Ben Bernanake announced on Wednesday that he will extend his zero interest rate policy (ZIRP) to at least the end of 2014. Although the markets in the short run have responded positively to this news, continuing ZIRP in the long run is disastrous for both investors and the economy as a whole.
The meaning of continued ZIRP can represent one of three things. It can show that the Fed expects the US economy to decline again into recession. The rate extension can also imply that the current recovery from 0.7% to 3.0% annual GDP growth is so fragile that it cannot handle a twenty five basis point interest rate hike for another three years. The third and most sinister possible reasoning behind extended ZIRP is the Fed and the US Treasury deliberately trashing the dollar for political reasons. Debasing the currency artificially improves nominal GDP and nominal exports while creating a politically easy away to reduce US government debt through inflation at the expense of American savers and real wages.

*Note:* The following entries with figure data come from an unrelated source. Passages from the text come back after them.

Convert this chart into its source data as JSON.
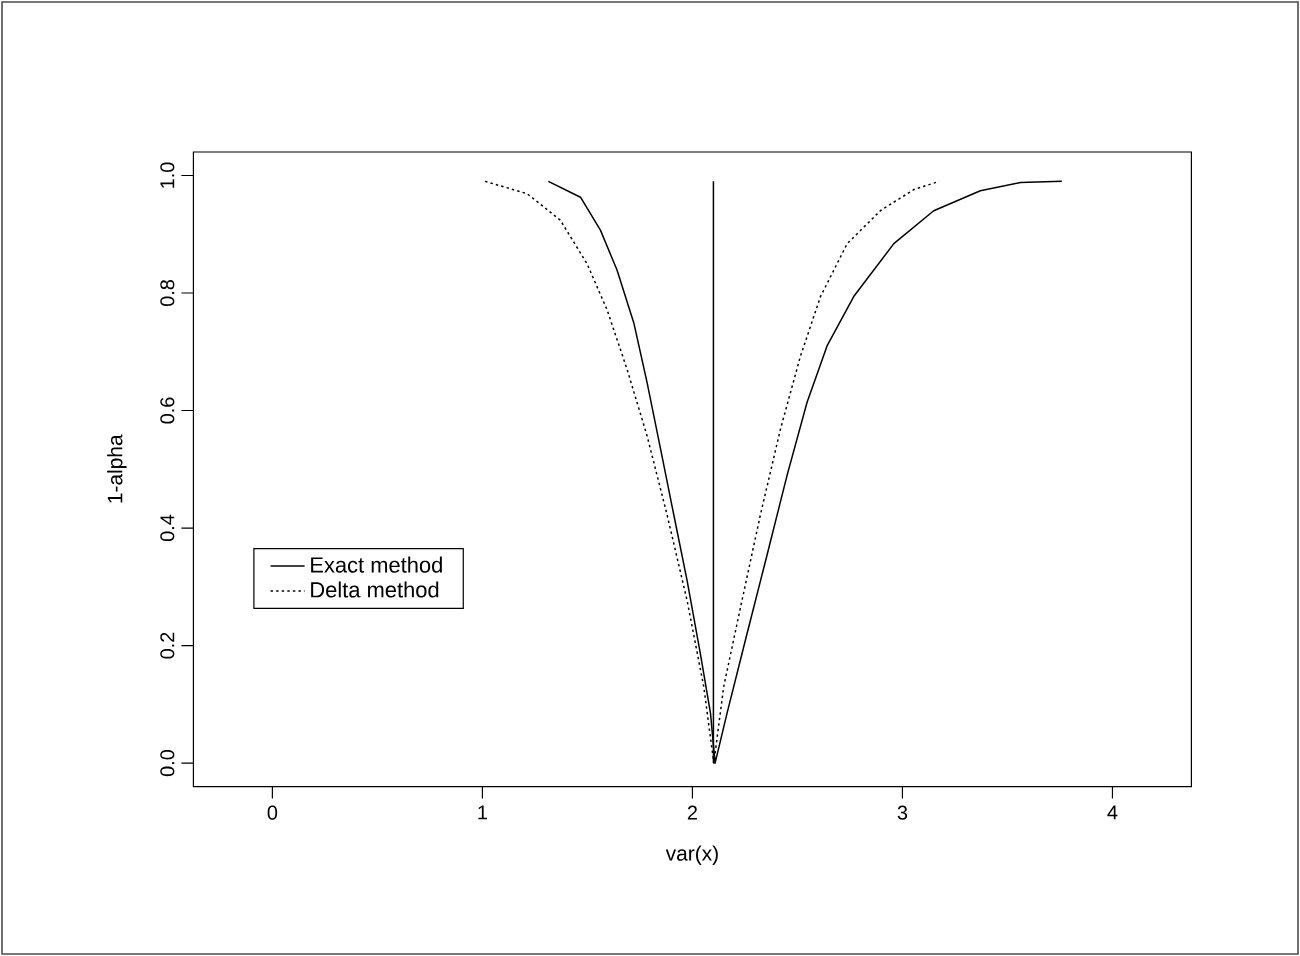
{
  "chart_data": {
    "type": "line",
    "xlabel": "var(x)",
    "ylabel": "1-alpha",
    "xlim": [
      -0.376,
      4.376
    ],
    "ylim": [
      -0.04,
      1.04
    ],
    "xticks": [
      0,
      1,
      2,
      3,
      4
    ],
    "yticks": [
      {
        "value": 0,
        "label": "0.0"
      },
      0.2,
      0.4,
      0.6,
      0.8,
      {
        "value": 1,
        "label": "1.0"
      }
    ],
    "legend": "left",
    "grid": false,
    "marker": "none",
    "series": [
      {
        "name": "Exact method",
        "color": "#000000",
        "line_style": "solid",
        "x": [
          1.314,
          1.467,
          1.562,
          1.641,
          1.721,
          1.784,
          1.848,
          1.911,
          1.975,
          2.038,
          2.086,
          2.108,
          2.165,
          2.26,
          2.356,
          2.451,
          2.546,
          2.641,
          2.768,
          2.959,
          3.149,
          3.371,
          3.562,
          3.759
        ],
        "values": [
          0.99,
          0.963,
          0.907,
          0.839,
          0.749,
          0.648,
          0.535,
          0.423,
          0.31,
          0.186,
          0.085,
          0.0,
          0.085,
          0.22,
          0.355,
          0.49,
          0.614,
          0.71,
          0.794,
          0.884,
          0.94,
          0.974,
          0.988,
          0.99
        ]
      },
      {
        "name": "Delta method",
        "color": "#000000",
        "line_style": "dotted",
        "x": [
          1.013,
          1.213,
          1.371,
          1.498,
          1.594,
          1.689,
          1.784,
          1.879,
          1.975,
          2.054,
          2.102,
          2.149,
          2.229,
          2.324,
          2.419,
          2.514,
          2.61,
          2.737,
          2.895,
          3.054,
          3.175
        ],
        "values": [
          0.99,
          0.969,
          0.924,
          0.85,
          0.771,
          0.67,
          0.557,
          0.423,
          0.276,
          0.13,
          0.0,
          0.13,
          0.265,
          0.423,
          0.568,
          0.692,
          0.794,
          0.884,
          0.94,
          0.976,
          0.99
        ]
      },
      {
        "color": "#000000",
        "line_style": "solid",
        "x": [
          2.1,
          2.1
        ],
        "values": [
          0.0,
          0.99
        ]
      }
    ]
  }
}
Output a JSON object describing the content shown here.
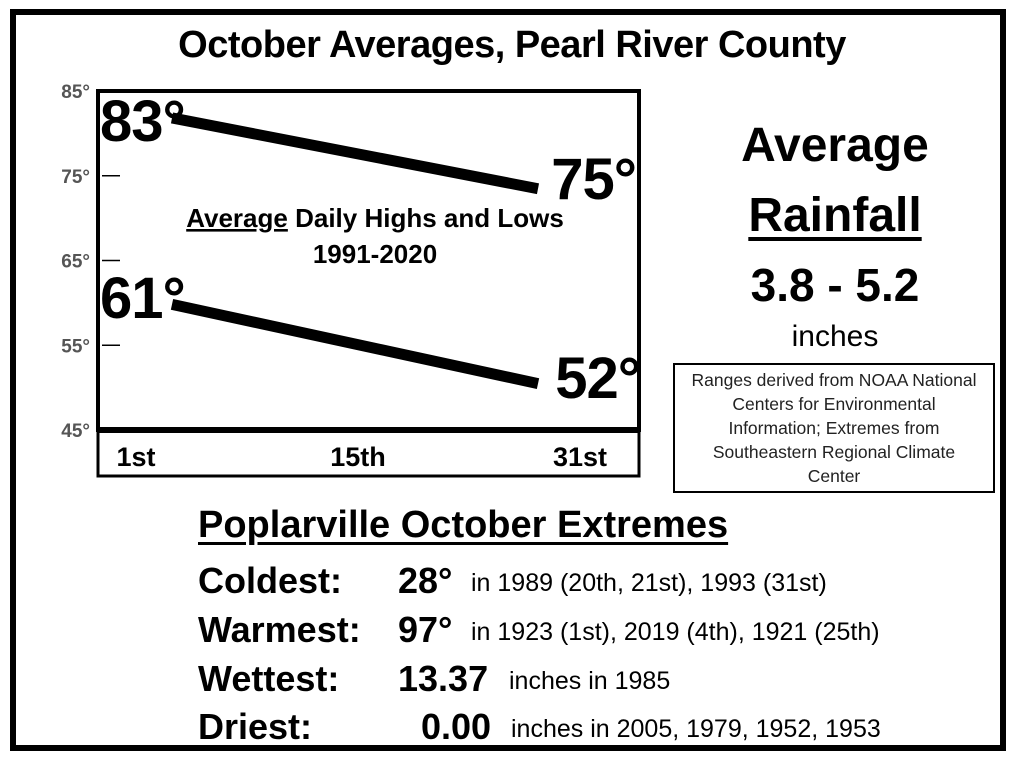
{
  "title": "October Averages, Pearl River County",
  "chart_data": {
    "type": "line",
    "title": "Average Daily Highs and Lows",
    "title_underlined_word": "Average",
    "title_rest": " Daily Highs and Lows",
    "subtitle": "1991-2020",
    "x": [
      "1st",
      "31st"
    ],
    "x_tick_labels": [
      "1st",
      "15th",
      "31st"
    ],
    "ylim": [
      45,
      85
    ],
    "y_ticks": [
      85,
      75,
      65,
      55,
      45
    ],
    "y_tick_labels": [
      "85°",
      "75°",
      "65°",
      "55°",
      "45°"
    ],
    "series": [
      {
        "values": [
          83,
          75
        ],
        "labels": [
          "83°",
          "75°"
        ]
      },
      {
        "values": [
          61,
          52
        ],
        "labels": [
          "61°",
          "52°"
        ]
      }
    ]
  },
  "rainfall": {
    "line1": "Average",
    "line2": "Rainfall",
    "value": "3.8 - 5.2",
    "units": "inches"
  },
  "source_note": "Ranges derived from NOAA National Centers for Environmental Information; Extremes from Southeastern Regional Climate Center",
  "extremes": {
    "title": "Poplarville October Extremes",
    "rows": [
      {
        "label": "Coldest:",
        "value": "28°",
        "detail": "in 1989 (20th, 21st), 1993 (31st)"
      },
      {
        "label": "Warmest:",
        "value": "97°",
        "detail": "in 1923 (1st), 2019 (4th), 1921 (25th)"
      },
      {
        "label": "Wettest:",
        "value": "13.37",
        "detail": "inches in 1985"
      },
      {
        "label": "Driest:",
        "value": "0.00",
        "detail": "inches in 2005, 1979, 1952, 1953"
      }
    ]
  }
}
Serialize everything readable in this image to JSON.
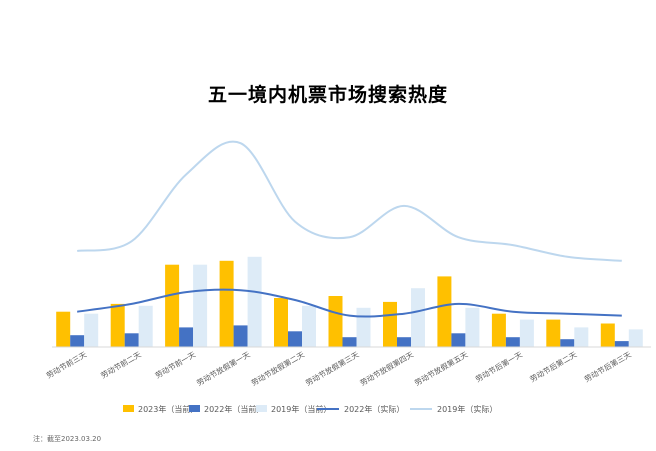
{
  "chart_data": {
    "type": "bar",
    "title": "五一境内机票市场搜索热度",
    "xlabel": "",
    "ylabel": "",
    "categories": [
      "劳动节前三天",
      "劳动节前二天",
      "劳动节前一天",
      "劳动节放假第一天",
      "劳动节放假第二天",
      "劳动节放假第三天",
      "劳动节放假第四天",
      "劳动节放假第五天",
      "劳动节后第一天",
      "劳动节后第二天",
      "劳动节后第三天"
    ],
    "ylim": [
      0,
      100
    ],
    "grid": false,
    "legend_position": "bottom",
    "bar_series": [
      {
        "name": "2023年（当前）",
        "color": "#FFC000",
        "values": [
          18,
          22,
          42,
          44,
          25,
          26,
          23,
          36,
          17,
          14,
          12
        ]
      },
      {
        "name": "2022年（当前）",
        "color": "#4472C4",
        "values": [
          6,
          7,
          10,
          11,
          8,
          5,
          5,
          7,
          5,
          4,
          3
        ]
      },
      {
        "name": "2019年（当前）",
        "color": "#DDEBF7",
        "values": [
          17,
          21,
          42,
          46,
          21,
          20,
          30,
          20,
          14,
          10,
          9
        ]
      }
    ],
    "line_series": [
      {
        "name": "2022年（实际）",
        "color": "#4472C4",
        "values": [
          18,
          22,
          28,
          29,
          24,
          16,
          17,
          22,
          18,
          17,
          16
        ]
      },
      {
        "name": "2019年（实际）",
        "color": "#BDD7EE",
        "values": [
          49,
          54,
          88,
          104,
          64,
          56,
          72,
          56,
          52,
          46,
          44
        ]
      }
    ]
  },
  "legend": {
    "items": [
      {
        "label": "2023年（当前）",
        "kind": "bar",
        "color": "#FFC000"
      },
      {
        "label": "2022年（当前）",
        "kind": "bar",
        "color": "#4472C4"
      },
      {
        "label": "2019年（当前）",
        "kind": "bar",
        "color": "#DDEBF7"
      },
      {
        "label": "2022年（实际）",
        "kind": "line",
        "color": "#4472C4"
      },
      {
        "label": "2019年（实际）",
        "kind": "line",
        "color": "#BDD7EE"
      }
    ]
  },
  "note": "注：截至2023.03.20"
}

Any one of these three reasons reflects is a bad long term sign for both the US economy and the stock market. It either shows the desperation of the Fed to save the US economy from imploding from debt deleveraging, or a desperate attempt to monetize their way to avoiding becoming Italy. Either sign is a bearish signal for the long run economy, as it hurts savers and the growing amount of retirees from generating interest income to spend or reinvest in the economy.
It also harms the economy due to ZIRP's long run upward drive of commodity prices, which will stimulate price inflation without wages catching up. It will also continue to putting inflationary pressure on emerging economies as many Asian and Latin American countries import inflation through pegging currencies to the US dollar. Negative real interest rates also hurt investors, because central banks send false signals to financial markets that distort the ability to use fundamental or technical analysis to make prudent investing decisions.
So what does another three years of zero interest rates mean for investors? First, volatility in equity markets will rise as monetary intervention disrupts price discovery. I believe that precious metals such as gold (GLD) and agricultural commodities (DBA) to benefit the most from lax monetary policy. Mortgage REITs such as American Capital Agency Corp. (AGNC) and Cypress Sharpridge (CYS) are also a big winner because low interest rates allow them to have spreads to continue to pay out yields above 10%.
Stock prices, on the other hand, may not end up higher because of lower rates. As seen in the chart above, interest rate cuts actually have a negative correlation to equity prices. When the economy is strong, the Fed has risen rates to prevent high inflation. Holding interest rates, on the other hand, is a signal of a lack of confidence in the US economy to grow free of government manipulation.
My price target of 1,000 on the S&P 500 (SPY) remains unchanged. Extending the time frame for ZIRP does not equal the quantitative easing that the bulls need to fuel this rally and economic indicators such as home sales, jobs claims, and the leading indicator index failed to meet expectations. Technicals are also starting to weaken for the S&P and I have added onto shorts of financials (XLF), the S&P 500, and homebuilders (XHB).
Disclosure: I am short XHB, SPY, XLF.